I am trying to understand Divide and Conquer algorithm, I learnt it through the Skyline problem and I was able to understand that quite well, however the below problem is giving me troubles. I was able to come up with a recursive algorithm for the same as shown below but I am unable to split it into smaller chunks and derive Divide and Conquer Algorithm, could someone please help me with the same?
You work at a school with $n$ students. Each student is initially in a group by themselves. The school would like to combine everyone into a single large group, but school policy says only two groups can be combined at a time. Every time two groups are combined, everyone from both groups must shake the hand of everyone else from both groups.

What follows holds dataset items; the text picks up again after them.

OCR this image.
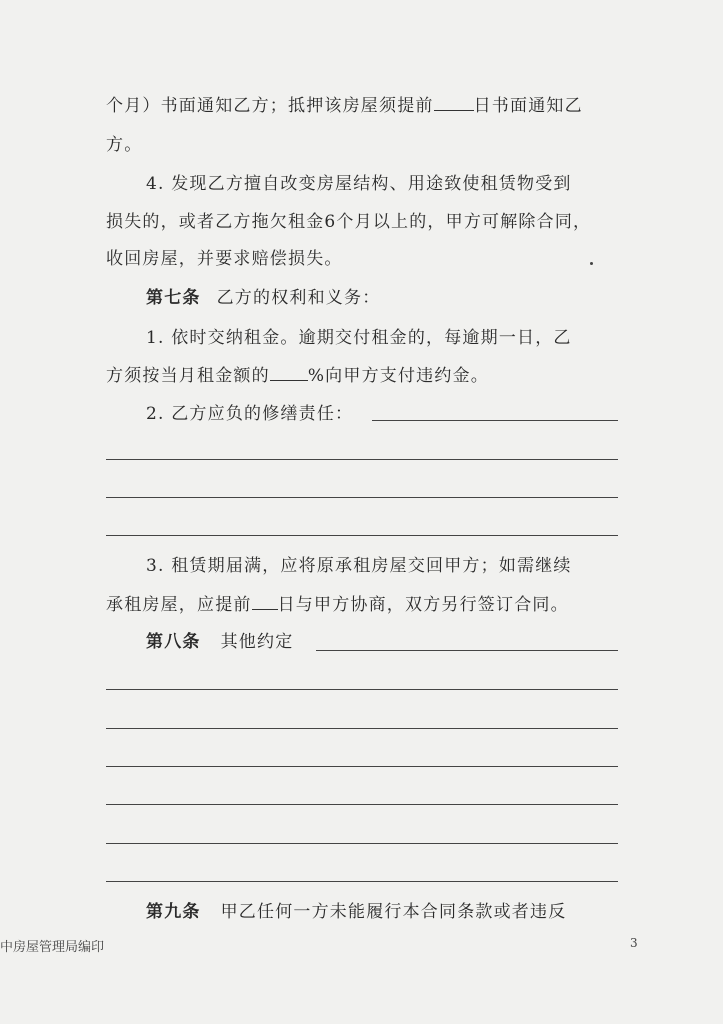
个月）书面通知乙方；抵押该房屋须提前 日书面通知乙
方。
4. 发现乙方擅自改变房屋结构、用途致使租赁物受到
损失的，或者乙方拖欠租金6个月以上的，甲方可解除合同，
收回房屋，并要求赔偿损失。
第七条 乙方的权利和义务：
1. 依时交纳租金。逾期交付租金的，每逾期一日，乙
方须按当月租金额的 %向甲方支付违约金。
2. 乙方应负的修缮责任：
3. 租赁期届满，应将原承租房屋交回甲方；如需继续
承租房屋，应提前 日与甲方协商，双方另行签订合同。
第八条 其他约定
第九条 甲乙任何一方未能履行本合同条款或者违反
中房屋管理局编印	3
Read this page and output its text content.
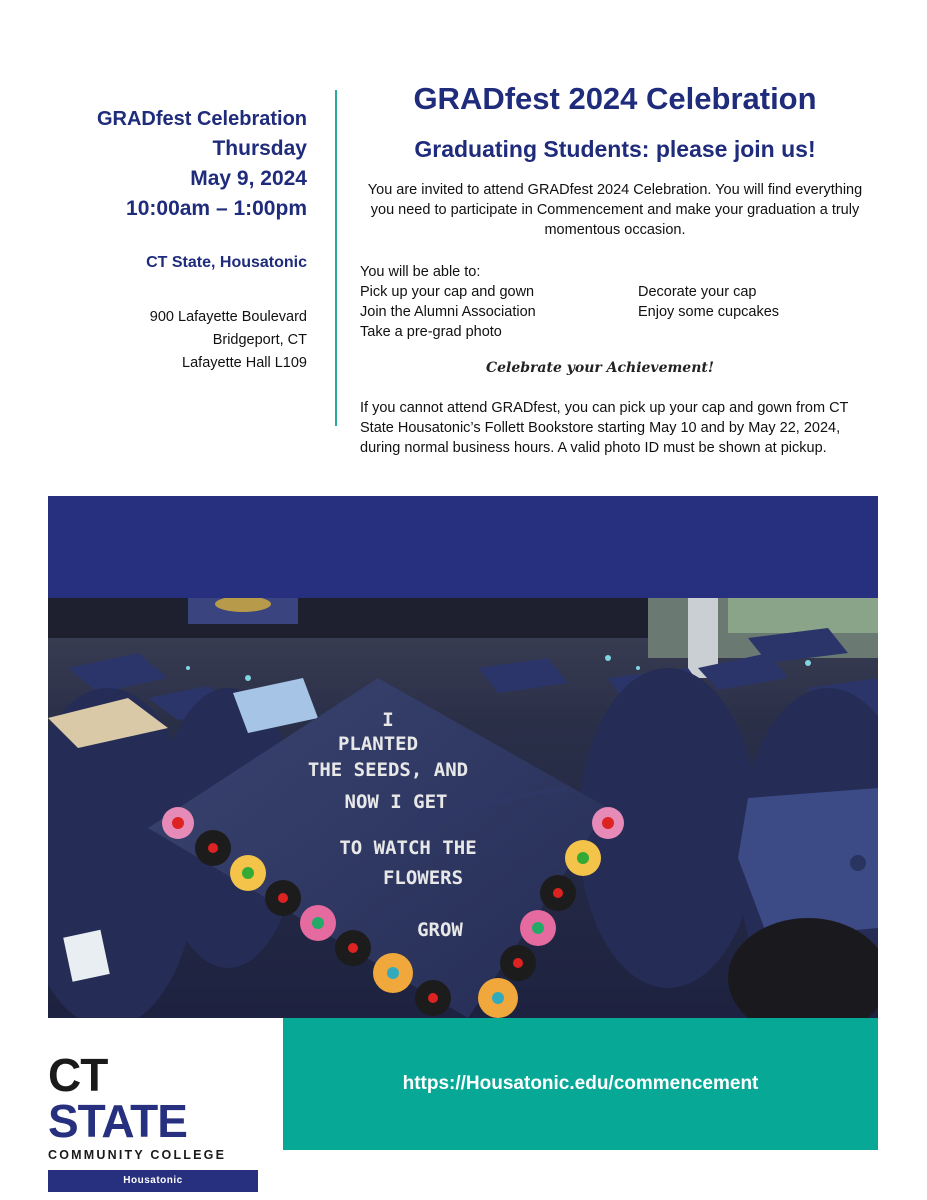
GRADfest Celebration
Thursday
May 9, 2024
10:00am – 1:00pm
CT State, Housatonic
900 Lafayette Boulevard
Bridgeport, CT
Lafayette Hall L109
GRADfest 2024 Celebration
Graduating Students: please join us!
You are invited to attend GRADfest 2024 Celebration. You will find everything you need to participate in Commencement and make your graduation a truly momentous occasion.
You will be able to:
Pick up your cap and gown	Decorate your cap
Join the Alumni Association	Enjoy some cupcakes
Take a pre-grad photo
Celebrate your Achievement!
If you cannot attend GRADfest, you can pick up your cap and gown from CT State Housatonic’s Follett Bookstore starting May 10 and by May 22, 2024, during normal business hours. A valid photo ID must be shown at pickup.
I
PLANTED
THE SEEDS, AND
NOW I GET
TO WATCH THE
FLOWERS
GROW
CT STATE
COMMUNITY COLLEGE
Housatonic
https://Housatonic.edu/commencement
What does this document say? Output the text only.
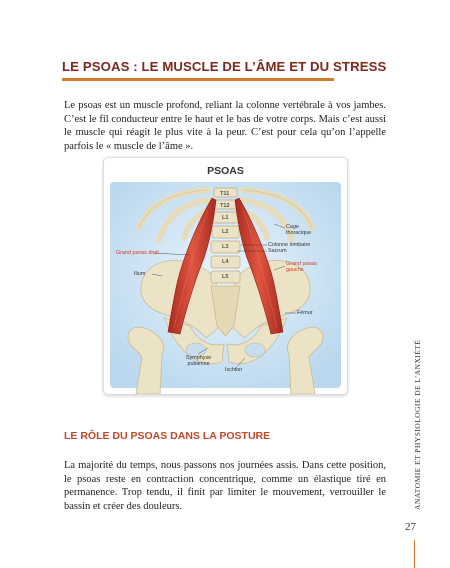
LE PSOAS : LE MUSCLE DE L’ÂME ET DU STRESS

Le psoas est un muscle profond, reliant la colonne vertébrale à vos jambes. C’est le fil conducteur entre le haut et le bas de votre corps. Mais c’est aussi le muscle qui réagit le plus vite à la peur. C’est pour cela qu’on l’appelle parfois le « muscle de l’âme ».

PSOAS
T11
T12
L1
L2
L3
L4
L5
Cage
thoracique
Colonne lombaire
Sacrum
Grand psoas droit
Grand psoas
gauche
Ilium
Fémur
Symphyse
pubienne
Ischion
LE RÔLE DU PSOAS DANS LA POSTURE

La majorité du temps, nous passons nos journées assis. Dans cette position, le psoas reste en contraction concentrique, comme un élastique tiré en permanence. Trop tendu, il finit par limiter le mouvement, verrouiller le bassin et créer des douleurs.	ANATOMIE ET PHYSIOLOGIE DE L’ANXIÉTÉ
27
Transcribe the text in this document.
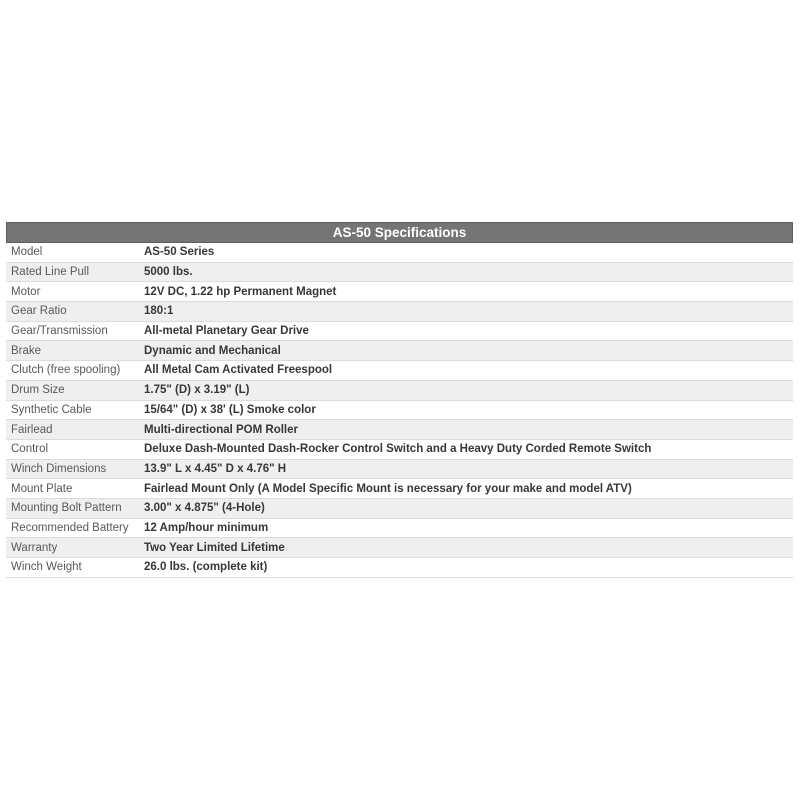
AS-50 Specifications
Model	AS-50 Series
Rated Line Pull	5000 lbs.
Motor	12V DC, 1.22 hp Permanent Magnet
Gear Ratio	180:1
Gear/Transmission	All-metal Planetary Gear Drive
Brake	Dynamic and Mechanical
Clutch (free spooling)	All Metal Cam Activated Freespool
Drum Size	1.75" (D) x 3.19" (L)
Synthetic Cable	15/64" (D) x 38' (L) Smoke color
Fairlead	Multi-directional POM Roller
Control	Deluxe Dash-Mounted Dash-Rocker Control Switch and a Heavy Duty Corded Remote Switch
Winch Dimensions	13.9" L x 4.45" D x 4.76" H
Mount Plate	Fairlead Mount Only (A Model Specific Mount is necessary for your make and model ATV)
Mounting Bolt Pattern	3.00" x 4.875" (4-Hole)
Recommended Battery	12 Amp/hour minimum
Warranty	Two Year Limited Lifetime
Winch Weight	26.0 lbs. (complete kit)
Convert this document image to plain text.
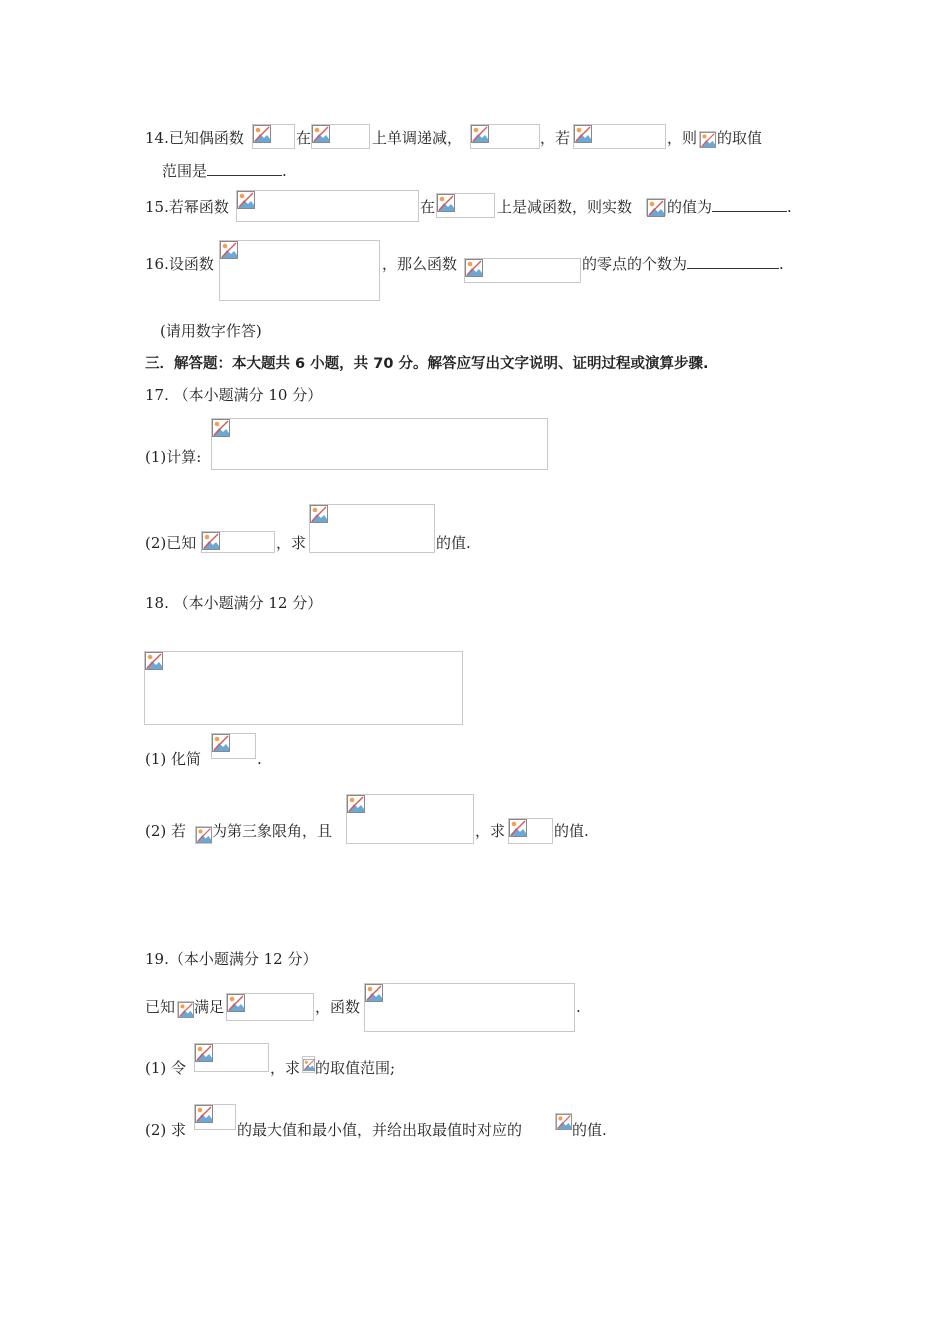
14.已知偶函数	在	上单调递减，	，若	，则 的取值
范围是	.
15.若幂函数	在	上是减函数，则实数 的值为	.
16.设函数	，那么函数	的零点的个数为	.
(请用数字作答)
三．解答题：本大题共 6 小题，共 70 分。解答应写出文字说明、证明过程或演算步骤.
17. （本小题满分 10 分）
(1)计算:
(2)已知	，求	的值.
18. （本小题满分 12 分）
(1) 化简	.
(2) 若 为第三象限角，且	，求	的值.
19.（本小题满分 12 分）
已知 满足	，函数	.
(1) 令	，求 的取值范围;
(2) 求	的最大值和最小值，并给出取最值时对应的	的值.
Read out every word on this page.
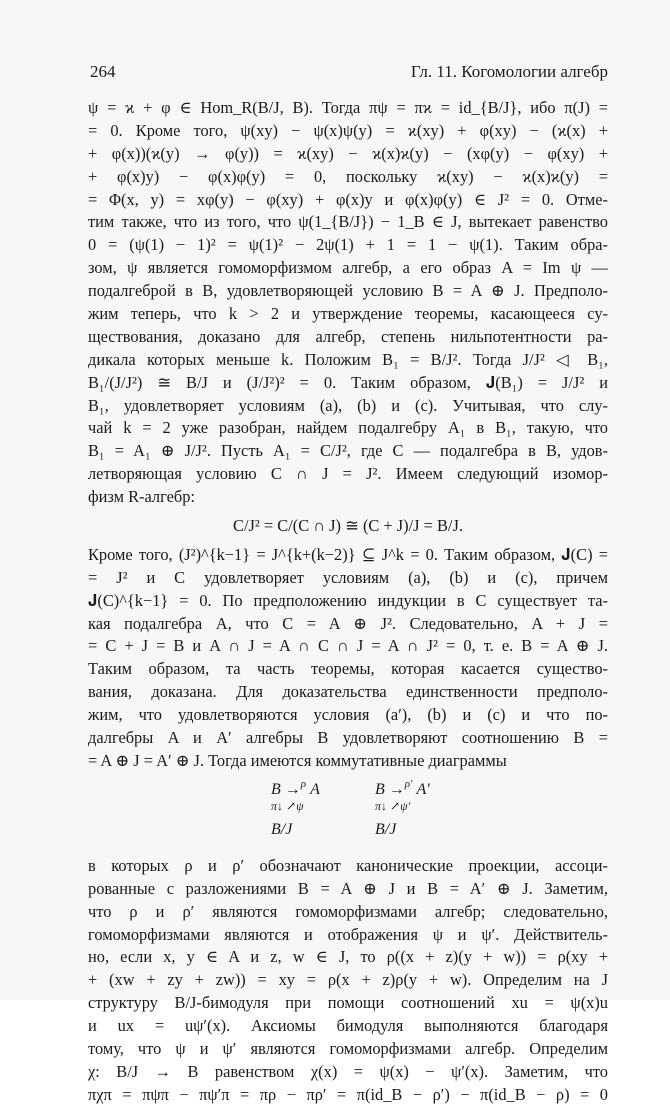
264	Гл. 11. Когомологии алгебр
ψ = ϰ + φ ∈ Hom_R(B/J, B). Тогда πψ = πϰ = id_{B/J}, ибо π(J) =
= 0. Кроме того, ψ(xy) − ψ(x)ψ(y) = ϰ(xy) + φ(xy) − (ϰ(x) +
+ φ(x))(ϰ(y) → φ(y)) = ϰ(xy) − ϰ(x)ϰ(y) − (xφ(y) − φ(xy) +
+ φ(x)y) − φ(x)φ(y) = 0, поскольку ϰ(xy) − ϰ(x)ϰ(y) =
= Φ(x, y) = xφ(y) − φ(xy) + φ(x)y и φ(x)φ(y) ∈ J² = 0. Отме-
тим также, что из того, что ψ(1_{B/J}) − 1_B ∈ J, вытекает равенство
0 = (ψ(1) − 1)² = ψ(1)² − 2ψ(1) + 1 = 1 − ψ(1). Таким обра-
зом, ψ является гомоморфизмом алгебр, а его образ A = Im ψ —
подалгеброй в B, удовлетворяющей условию B = A ⊕ J. Предполо-
жим теперь, что k > 2 и утверждение теоремы, касающееся су-
ществования, доказано для алгебр, степень нильпотентности ра-
дикала которых меньше k. Положим B₁ = B/J². Тогда J/J² ◁ B₁,
B₁/(J/J²) ≅ B/J и (J/J²)² = 0. Таким образом, 𝐉(B₁) = J/J² и
B₁, удовлетворяет условиям (a), (b) и (c). Учитывая, что слу-
чай k = 2 уже разобран, найдем подалгебру A₁ в B₁, такую, что
B₁ = A₁ ⊕ J/J². Пусть A₁ = C/J², где C — подалгебра в B, удов-
летворяющая условию C ∩ J = J². Имеем следующий изомор-
физм R-алгебр:
C/J² = C/(C ∩ J) ≅ (C + J)/J = B/J.
Кроме того, (J²)^{k−1} = J^{k+(k−2)} ⊆ J^k = 0. Таким образом, 𝐉(C) =
= J² и C удовлетворяет условиям (a), (b) и (c), причем
𝐉(C)^{k−1} = 0. По предположению индукции в C существует та-
кая подалгебра A, что C = A ⊕ J². Следовательно, A + J =
= C + J = B и A ∩ J = A ∩ C ∩ J = A ∩ J² = 0, т. е. B = A ⊕ J.
Таким образом, та часть теоремы, которая касается существо-
вания, доказана. Для доказательства единственности предполо-
жим, что удовлетворяются условия (a′), (b) и (c) и что по-
далгебры A и A′ алгебры B удовлетворяют соотношению B =
= A ⊕ J = A′ ⊕ J. Тогда имеются коммутативные диаграммы
B →$^\rho$ A
π↓ ↗ψ
B/J
B →$^{\rho'}$ A′
π↓ ↗ψ′
B/J
в которых ρ и ρ′ обозначают канонические проекции, ассоци-
рованные с разложениями B = A ⊕ J и B = A′ ⊕ J. Заметим,
что ρ и ρ′ являются гомоморфизмами алгебр; следовательно,
гомоморфизмами являются и отображения ψ и ψ′. Действитель-
но, если x, y ∈ A и z, w ∈ J, то ρ((x + z)(y + w)) = ρ(xy +
+ (xw + zy + zw)) = xy = ρ(x + z)ρ(y + w). Определим на J
структуру B/J-бимодуля при помощи соотношений xu = ψ(x)u
и ux = uψ′(x). Аксиомы бимодуля выполняются благодаря
тому, что ψ и ψ′ являются гомоморфизмами алгебр. Определим
χ: B/J → B равенством χ(x) = ψ(x) − ψ′(x). Заметим, что
πχπ = πψπ − πψ′π = πρ − πρ′ = π(id_B − ρ′) − π(id_B − ρ) = 0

(Note that since each member of the two groups shakes hand with everyone in both groups being combined including those in their own group, one may end up shaking hands with the same student multiple times before all are combined)
Recursive Algorithm:
procedure $\mathrm{Group}(1, n)$
$ \quad $ if $n ==1$ then
$ \qquad $ return $P_1$
$ \quad $ else
$ \qquad $ return $\operatorname{Add}\bigl(\operatorname{Group}(1, n-1), P_n\bigr)$
where $P_1,\dots,P_n$ denotes $n$ initial groups of individual students and $\operatorname{Add}(a,b)$ denotes procedure which combines groups $a$ and $b$.
You probably want to focus on the general function $Group(a, b) $and then call it with $a=1,b=n$
Now you want to split the interval into halfs the middle happens at $(a+b) /2$ so you basically just add the two halfs $Group(a, b) = Add(Group(a, (a+b)/2,(a+b)/2+1,b)$
Now think about the base case of Group(a, b)?
It's when there's only one person in the group so $a=b$
So you add the rule if $a==b$ then$Group(a, b) = P_a$.